重量減少割合(%)=[(加熱前重量-加熱後重量)/加熱前重量]×100
得られた重量減少割合の小数点第2位を四捨五入し、下記の評価基準に基づいて、熱安定性を評価した。
A:0.9% 熱安定性に特に優れる
B:0.8%、または、1.0% 熱安定性に非常に優れる
C:0.7%、または、1.1% 熱安定性に優れる
D:0.6% 熱安定性に劣る
E:~0.5%、または、1.2%以上~ 熱安定性に非常に劣る
【0089】
【表1】
【0090】
共役ポリエン構造を有する化合物(B)を含有し、鉄化合物(C)を含有しない比較例1では加熱後YI値が58.7と高かったのに対して実施例1~3では比較例1よりも低い値となり、良好であった。
【0091】
また、共役ポリエン構造を有する化合物(B)を含有し、鉄化合物(C)を含有しない比較例1では重量減少割合が1.2%と高く熱安定性に欠けていたのに対して、本発明の樹脂組成物を用いた実施例1~3では比較例1よりも熱安定性が良好であった。
【0092】
上記実施例においては、本発明における具体的な形態について示したが、上記実施例は単なる例示にすぎず、限定的に解釈されるものではない。

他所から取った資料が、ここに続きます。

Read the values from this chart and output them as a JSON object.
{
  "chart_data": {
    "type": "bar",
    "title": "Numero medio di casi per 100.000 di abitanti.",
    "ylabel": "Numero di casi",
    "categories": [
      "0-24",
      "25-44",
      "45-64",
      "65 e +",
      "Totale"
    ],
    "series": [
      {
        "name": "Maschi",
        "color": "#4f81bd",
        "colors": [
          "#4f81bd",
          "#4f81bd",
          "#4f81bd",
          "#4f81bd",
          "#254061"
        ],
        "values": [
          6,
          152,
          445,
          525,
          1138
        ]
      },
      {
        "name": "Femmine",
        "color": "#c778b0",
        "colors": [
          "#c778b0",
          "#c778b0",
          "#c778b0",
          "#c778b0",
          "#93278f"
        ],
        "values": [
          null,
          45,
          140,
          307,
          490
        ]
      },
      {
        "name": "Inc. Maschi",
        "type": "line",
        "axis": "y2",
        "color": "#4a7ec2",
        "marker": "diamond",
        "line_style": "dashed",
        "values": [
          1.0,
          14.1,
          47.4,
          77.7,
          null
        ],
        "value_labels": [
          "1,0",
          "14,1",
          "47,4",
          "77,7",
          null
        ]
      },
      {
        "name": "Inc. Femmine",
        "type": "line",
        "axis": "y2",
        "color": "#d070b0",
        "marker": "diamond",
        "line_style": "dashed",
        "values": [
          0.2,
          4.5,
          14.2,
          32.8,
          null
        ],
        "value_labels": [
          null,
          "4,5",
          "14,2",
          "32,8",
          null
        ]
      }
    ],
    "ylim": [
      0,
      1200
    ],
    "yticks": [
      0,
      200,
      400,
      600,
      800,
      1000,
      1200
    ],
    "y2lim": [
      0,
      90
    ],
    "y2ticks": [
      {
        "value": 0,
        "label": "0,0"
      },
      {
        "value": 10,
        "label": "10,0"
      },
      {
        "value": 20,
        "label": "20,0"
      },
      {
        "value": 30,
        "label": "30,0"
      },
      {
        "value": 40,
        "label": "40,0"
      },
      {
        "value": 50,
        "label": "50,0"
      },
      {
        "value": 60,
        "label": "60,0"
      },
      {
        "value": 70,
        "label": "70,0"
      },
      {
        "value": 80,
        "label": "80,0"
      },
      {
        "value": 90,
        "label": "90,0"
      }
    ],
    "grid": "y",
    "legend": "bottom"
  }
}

当業者に明らかな様々な変形は、本発明の範囲内であることが企図されている。
【産業上の利用可能性】
【0093】
本発明のEVOH樹脂組成物は、着色が抑制され、熱安定性に優れていることから、各種食品の他、マヨネーズ、ドレッシング等の調味料、味噌等の発酵食品、サラダ油等の油脂食品、飲料、化粧品、医薬品等の各種の包装材料として特に有用である。